Skip to content

Streaming speech-to-text

For live calls and dictation, stream audio over a WebSocket and receive partial transcripts as the speaker talks. Latency is typically under 300 ms.

Connection

wss://api.gocommotion.com/ai/speech-to-text/stream

Authenticate by passing your API key as the X-API-Key header during the WebSocket handshake.

  1. Open the connection.

    const ws = new WebSocket(
    "wss://api.gocommotion.com/ai/speech-to-text/stream",
    [],
    { headers: { "X-API-Key": "eak_live_your_key_here" } },
    );
  2. Send a config frame, then audio chunks.

    The first message is a JSON config frame describing the audio format.

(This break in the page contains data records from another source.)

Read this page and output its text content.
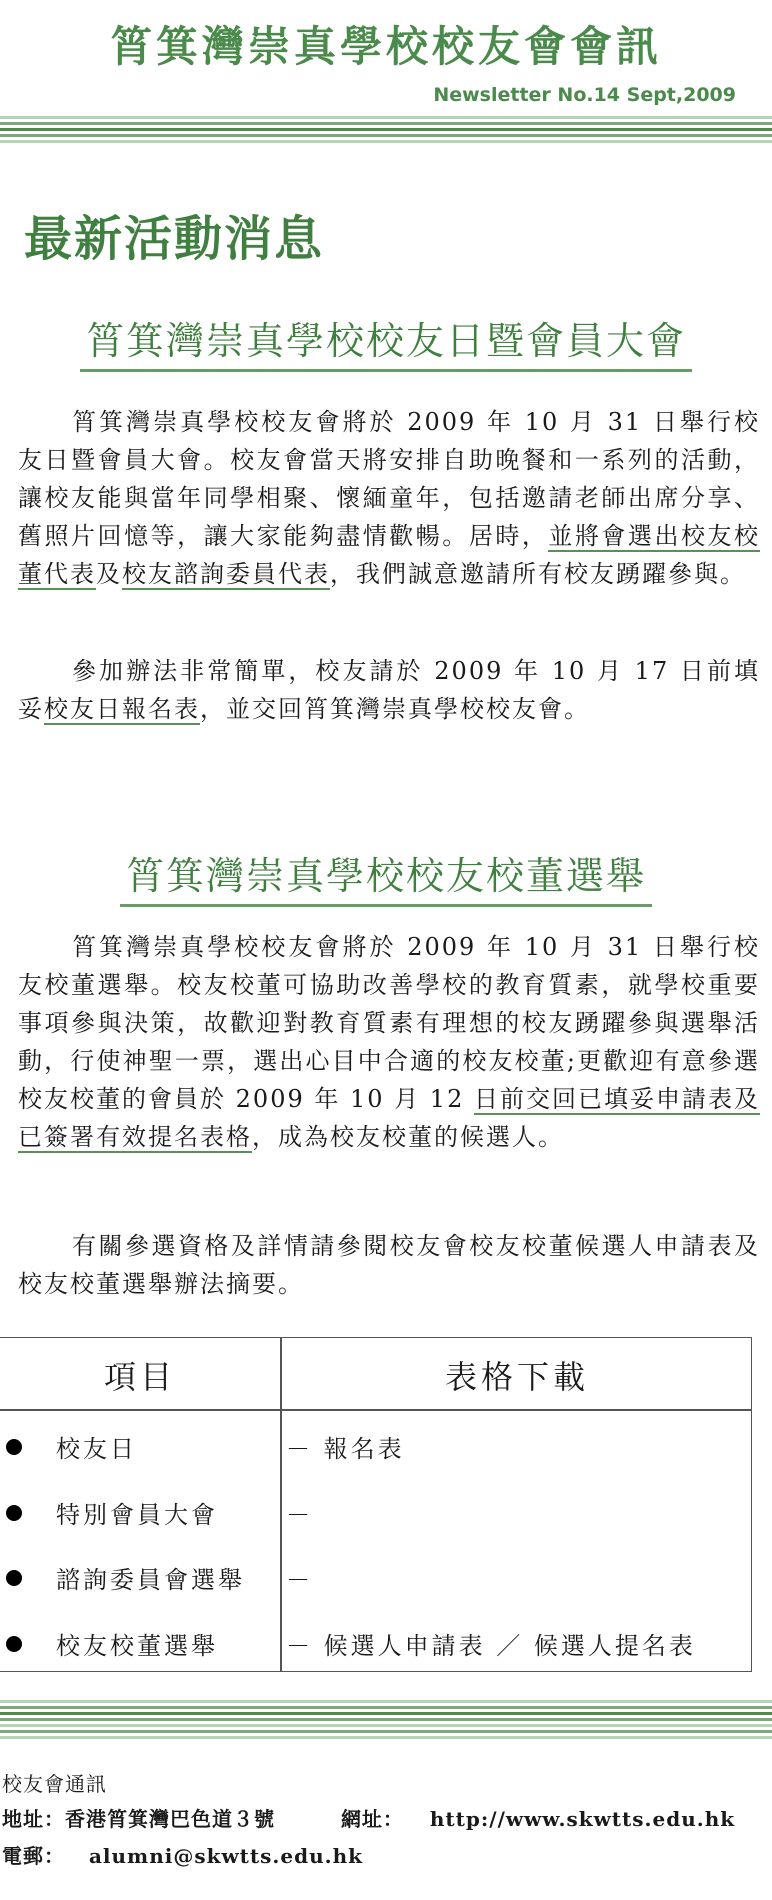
筲箕灣崇真學校校友會會訊
Newsletter No.14 Sept,2009
最新活動消息
筲箕灣崇真學校校友日暨會員大會
筲箕灣崇真學校校友會將於 2009 年 10 月 31 日舉行校友日暨會員大會。校友會當天將安排自助晚餐和一系列的活動，讓校友能與當年同學相聚、懷緬童年，包括邀請老師出席分享、舊照片回憶等，讓大家能夠盡情歡暢。居時，並將會選出校友校董代表及校友諮詢委員代表，我們誠意邀請所有校友踴躍參與。
參加辦法非常簡單，校友請於 2009 年 10 月 17 日前填妥校友日報名表，並交回筲箕灣崇真學校校友會。
筲箕灣崇真學校校友校董選舉
筲箕灣崇真學校校友會將於 2009 年 10 月 31 日舉行校友校董選舉。校友校董可協助改善學校的教育質素，就學校重要事項參與決策，故歡迎對教育質素有理想的校友踴躍參與選舉活動，行使神聖一票，選出心目中合適的校友校董;更歡迎有意參選校友校董的會員於 2009 年 10 月 12 日前交回已填妥申請表及已簽署有效提名表格，成為校友校董的候選人。
有關參選資格及詳情請參閱校友會校友校董候選人申請表及校友校董選舉辦法摘要。
項目	表格下載
校友日	－ 報名表
特別會員大會	－
諮詢委員會選舉 －
校友校董選舉	－ 候選人申請表 ／ 候選人提名表
校友會通訊
地址：香港筲箕灣巴色道３號	網址： http://www.skwtts.edu.hk
電郵： alumni@skwtts.edu.hk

Every subsequent message is a binary audio chunk - 16-bit PCM at the rate you declared.

    ws.addEventListener("open", () => {
    ws.send(JSON.stringify({
    sample_rate: 16000,
    encoding: "pcm_s16le",
    language: "en",
    }));
    // Then pipe microphone chunks as binary frames.
    });
  3. Read partial and final transcripts.

    The server emits JSON messages of two kinds: { "type": "partial", "text": "..." } while a phrase is in progress, and { "type": "final", "text": "..." } when a phrase ends.

    ws.addEventListener("message", (event) => {
    const message = JSON.parse(event.data);
    if (message.type === "final") {
    console.log("final:", message.text);
    }
    });
  4. Close cleanly.

    Send { "type": "close" } when you are done so the server flushes the final phrase before closing the socket.